His hands slowed down. No weeds would be ripped from his little plot of garden earth. I could feel him thinking, considering whether he might woo Jenny Race whilst watching The Empire Strikes Back for the umpteenth time, with some popcorn he said he made just for her, hoping she no longer remembered that evening she had walked in on him changing, which I experienced from the side of the hall where my room was as two staccato shouts from Jenny that she didn’t see anything, and later tried to forget myself after Arnold had told me 1.That he had had a boner—a term I had previously been blissfully ignorant regarding, and that, 2. It was long as a comb, which I decided in the end was the more troubling bit of information.
But then interlude of thinking would come to a close, this spell of halted garden weeding came to be broken, and Arnold would spit, and resume flinging dead dandelions into the bucket between us.
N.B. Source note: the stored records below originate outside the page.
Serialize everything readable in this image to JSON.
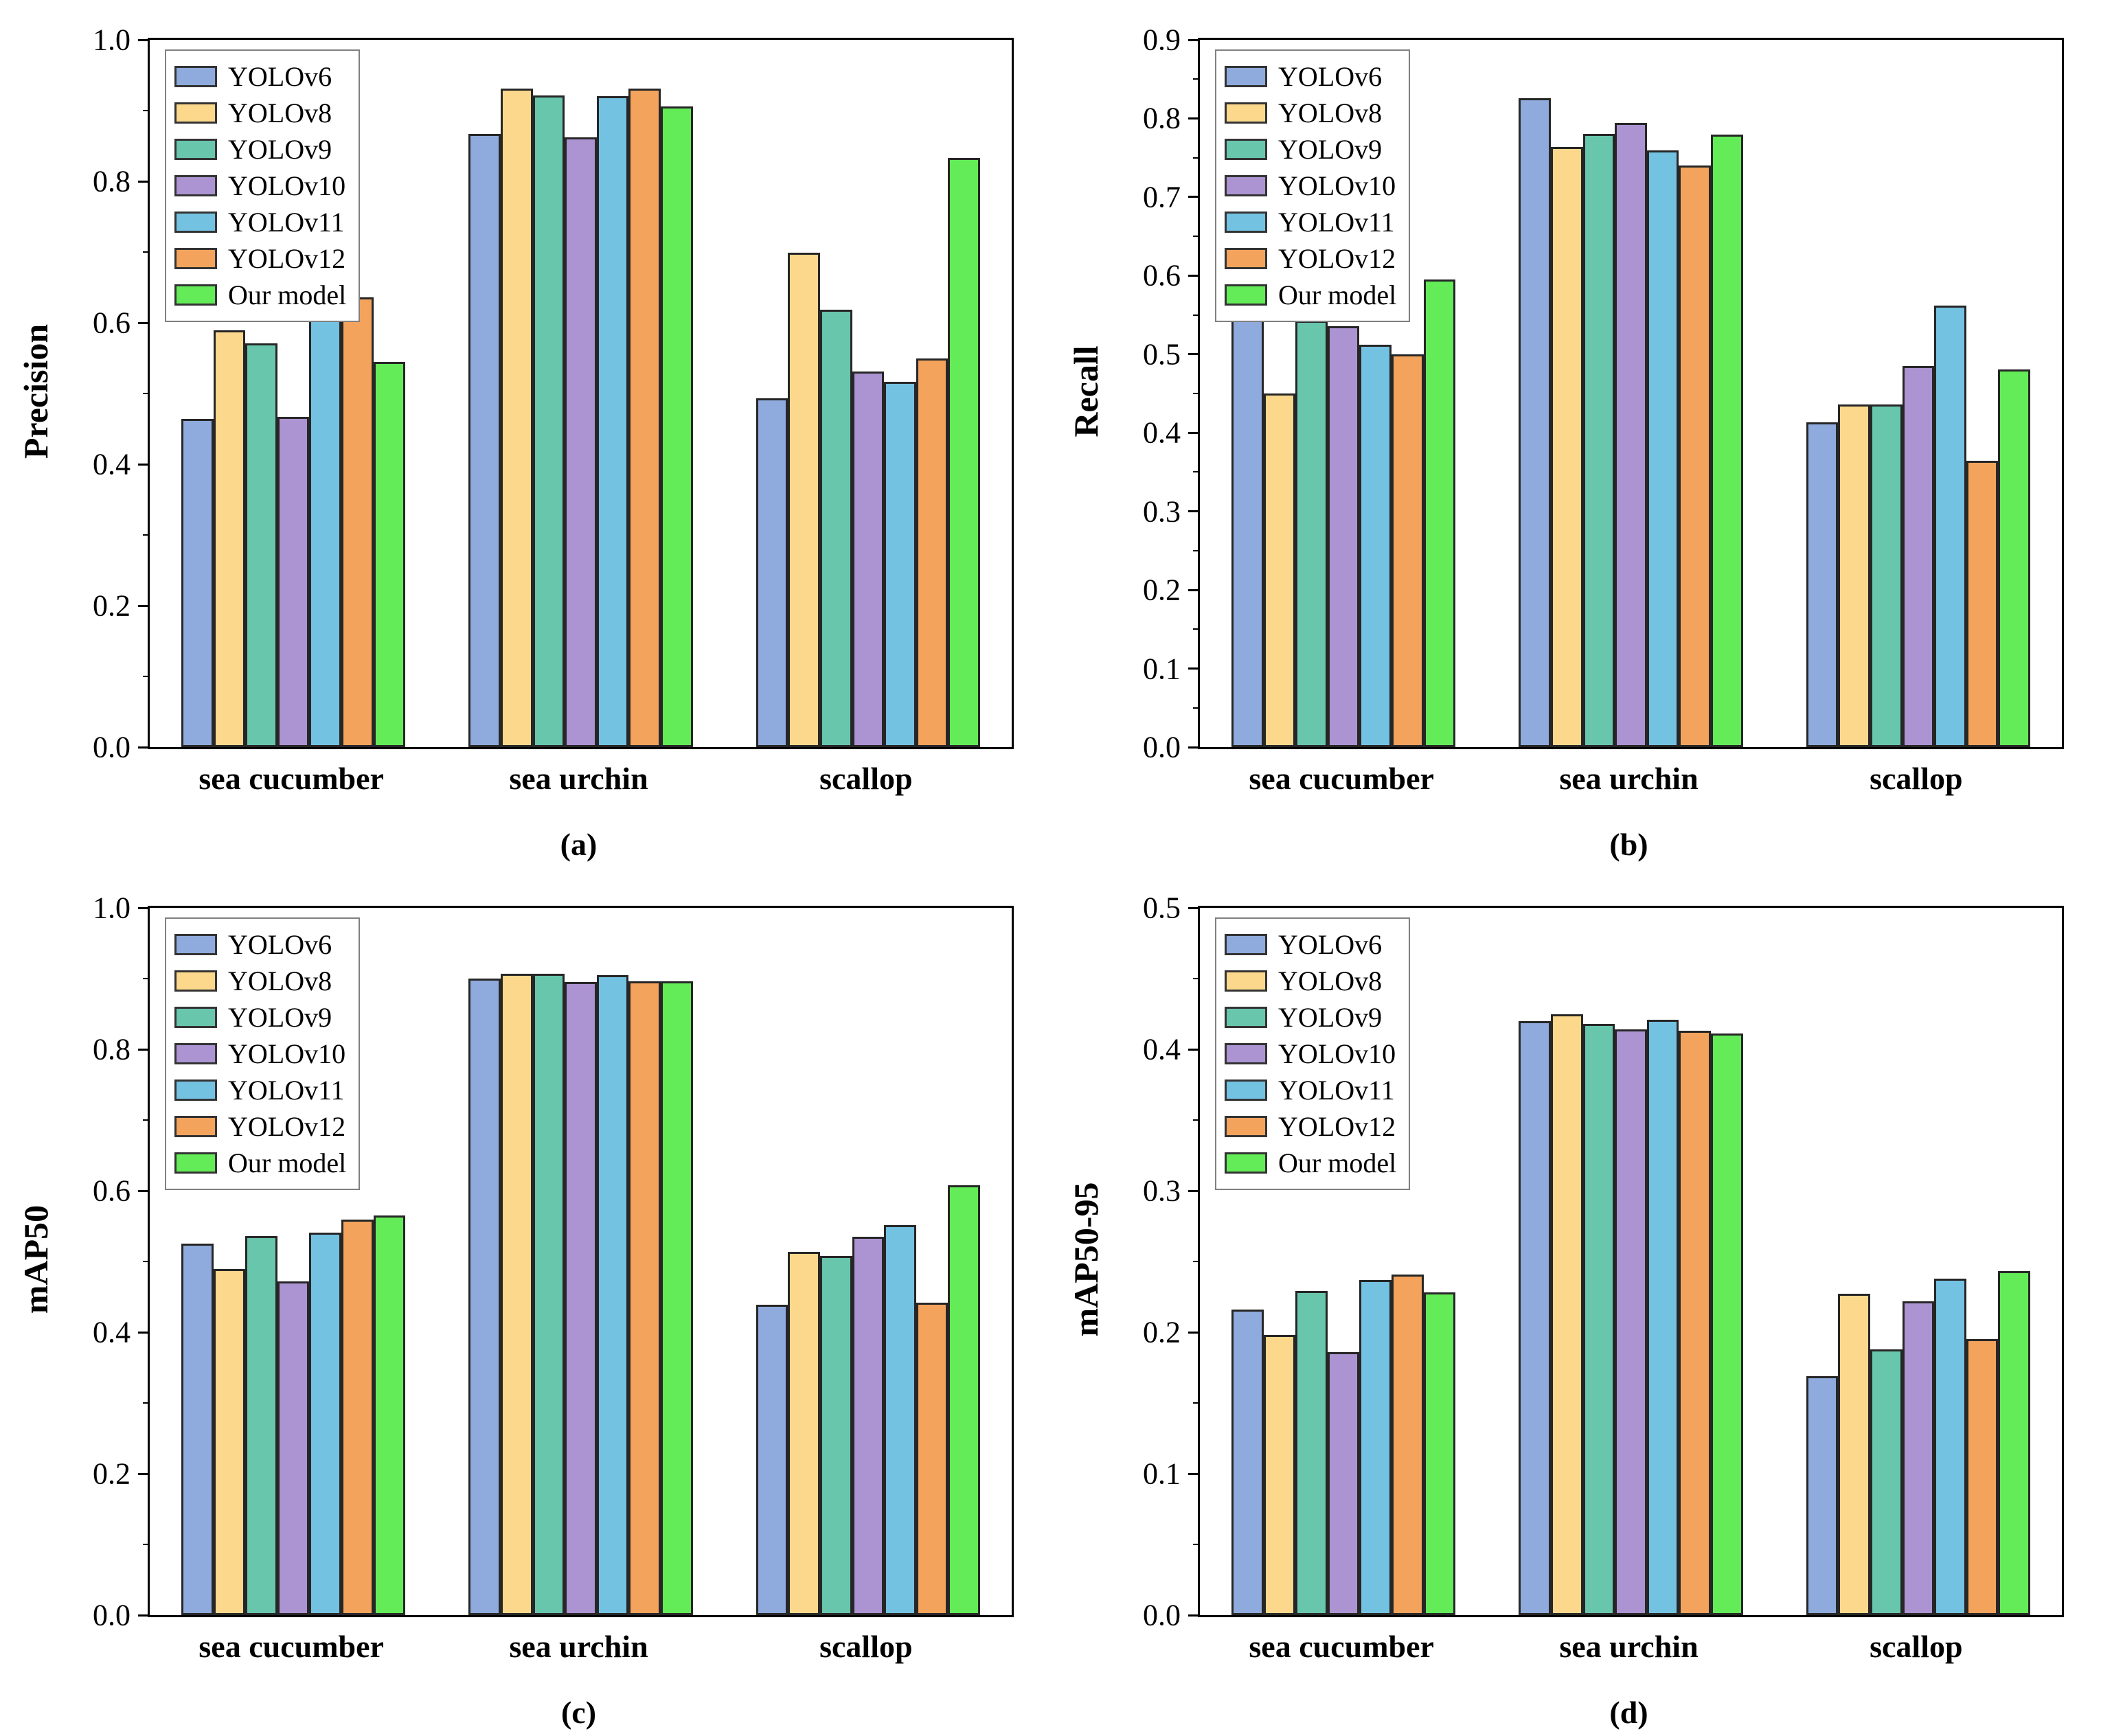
{
  "palette": {
    "YOLOv6": "#8FAADC",
    "YOLOv8": "#FBD88B",
    "YOLOv9": "#68C6AD",
    "YOLOv10": "#AC93D2",
    "YOLOv11": "#74C2E2",
    "YOLOv12": "#F3A35C",
    "Our model": "#63EB58"
  },
  "bar_edge_color": "#262626",
  "chart_data": [
    {
      "type": "bar",
      "caption": "(a)",
      "ylabel": "Precision",
      "ylim": [
        0.0,
        1.0
      ],
      "ytick_step": 0.2,
      "minor_per_major": 1,
      "yticks": [
        "0.0",
        "0.2",
        "0.4",
        "0.6",
        "0.8",
        "1.0"
      ],
      "grid": false,
      "legend_position": "top-left",
      "categories": [
        "sea cucumber",
        "sea urchin",
        "scallop"
      ],
      "series": [
        {
          "name": "YOLOv6",
          "values": [
            0.464,
            0.867,
            0.493
          ]
        },
        {
          "name": "YOLOv8",
          "values": [
            0.589,
            0.931,
            0.699
          ]
        },
        {
          "name": "YOLOv9",
          "values": [
            0.571,
            0.921,
            0.618
          ]
        },
        {
          "name": "YOLOv10",
          "values": [
            0.467,
            0.862,
            0.531
          ]
        },
        {
          "name": "YOLOv11",
          "values": [
            0.644,
            0.92,
            0.517
          ]
        },
        {
          "name": "YOLOv12",
          "values": [
            0.636,
            0.931,
            0.55
          ]
        },
        {
          "name": "Our model",
          "values": [
            0.545,
            0.906,
            0.833
          ]
        }
      ]
    },
    {
      "type": "bar",
      "caption": "(b)",
      "ylabel": "Recall",
      "ylim": [
        0.0,
        0.9
      ],
      "ytick_step": 0.1,
      "minor_per_major": 1,
      "yticks": [
        "0.0",
        "0.1",
        "0.2",
        "0.3",
        "0.4",
        "0.5",
        "0.6",
        "0.7",
        "0.8",
        "0.9"
      ],
      "grid": false,
      "legend_position": "top-left",
      "categories": [
        "sea cucumber",
        "sea urchin",
        "scallop"
      ],
      "series": [
        {
          "name": "YOLOv6",
          "values": [
            0.585,
            0.826,
            0.413
          ]
        },
        {
          "name": "YOLOv8",
          "values": [
            0.45,
            0.764,
            0.436
          ]
        },
        {
          "name": "YOLOv9",
          "values": [
            0.543,
            0.78,
            0.436
          ]
        },
        {
          "name": "YOLOv10",
          "values": [
            0.536,
            0.794,
            0.485
          ]
        },
        {
          "name": "YOLOv11",
          "values": [
            0.512,
            0.759,
            0.562
          ]
        },
        {
          "name": "YOLOv12",
          "values": [
            0.5,
            0.74,
            0.364
          ]
        },
        {
          "name": "Our model",
          "values": [
            0.595,
            0.779,
            0.481
          ]
        }
      ]
    },
    {
      "type": "bar",
      "caption": "(c)",
      "ylabel": "mAP50",
      "ylim": [
        0.0,
        1.0
      ],
      "ytick_step": 0.2,
      "minor_per_major": 1,
      "yticks": [
        "0.0",
        "0.2",
        "0.4",
        "0.6",
        "0.8",
        "1.0"
      ],
      "grid": false,
      "legend_position": "top-left",
      "categories": [
        "sea cucumber",
        "sea urchin",
        "scallop"
      ],
      "series": [
        {
          "name": "YOLOv6",
          "values": [
            0.525,
            0.9,
            0.439
          ]
        },
        {
          "name": "YOLOv8",
          "values": [
            0.489,
            0.907,
            0.514
          ]
        },
        {
          "name": "YOLOv9",
          "values": [
            0.536,
            0.907,
            0.508
          ]
        },
        {
          "name": "YOLOv10",
          "values": [
            0.472,
            0.895,
            0.535
          ]
        },
        {
          "name": "YOLOv11",
          "values": [
            0.541,
            0.905,
            0.551
          ]
        },
        {
          "name": "YOLOv12",
          "values": [
            0.559,
            0.896,
            0.442
          ]
        },
        {
          "name": "Our model",
          "values": [
            0.565,
            0.896,
            0.608
          ]
        }
      ]
    },
    {
      "type": "bar",
      "caption": "(d)",
      "ylabel": "mAP50-95",
      "ylim": [
        0.0,
        0.5
      ],
      "ytick_step": 0.1,
      "minor_per_major": 1,
      "yticks": [
        "0.0",
        "0.1",
        "0.2",
        "0.3",
        "0.4",
        "0.5"
      ],
      "grid": false,
      "legend_position": "top-left",
      "categories": [
        "sea cucumber",
        "sea urchin",
        "scallop"
      ],
      "series": [
        {
          "name": "YOLOv6",
          "values": [
            0.216,
            0.42,
            0.169
          ]
        },
        {
          "name": "YOLOv8",
          "values": [
            0.198,
            0.425,
            0.227
          ]
        },
        {
          "name": "YOLOv9",
          "values": [
            0.229,
            0.418,
            0.188
          ]
        },
        {
          "name": "YOLOv10",
          "values": [
            0.186,
            0.414,
            0.222
          ]
        },
        {
          "name": "YOLOv11",
          "values": [
            0.237,
            0.421,
            0.238
          ]
        },
        {
          "name": "YOLOv12",
          "values": [
            0.241,
            0.413,
            0.195
          ]
        },
        {
          "name": "Our model",
          "values": [
            0.228,
            0.411,
            0.243
          ]
        }
      ]
    }
  ]
}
He had a penchant for transitioning from the vulgar to the earnest without him necessarily knowing that I was able to see past his braggadocio and follow the path of his heart, which was abetted by the fact that my own heart traveled along a similar track.
Jenny was eighteen and she’d made All-State as a mid-fielder the year before on the high school soccer team, and she was also my piano teacher, being a legit wunderkind, whereas I was somewhat of a wunderkind simulacrum. You couldn’t get more legit than Jenny Race.
When that year was over—her last year of high school—she was going to Juilliard, for free, which I did not understand at the time. I knew that we had money, but nothing made that more plain to me than those first couple times when I saw my mom pay Jenny after she came home from a matinee, and Jenny said that the amount was far too dear.
She’d speak like that, as if she lived in one of my Beatrix Potter books, which was so romantic to me, and where I would have liked to live, too, allowing that Jenny would be staying and not going to this Julliard, which sounded as if it may have formed a kind of tri-city area along with, I don’t know, Camelot and Oz. Just had that ring of the faraway, something post-horizon, like one of those dreams a person has in life that is always prefaced with a “someday.”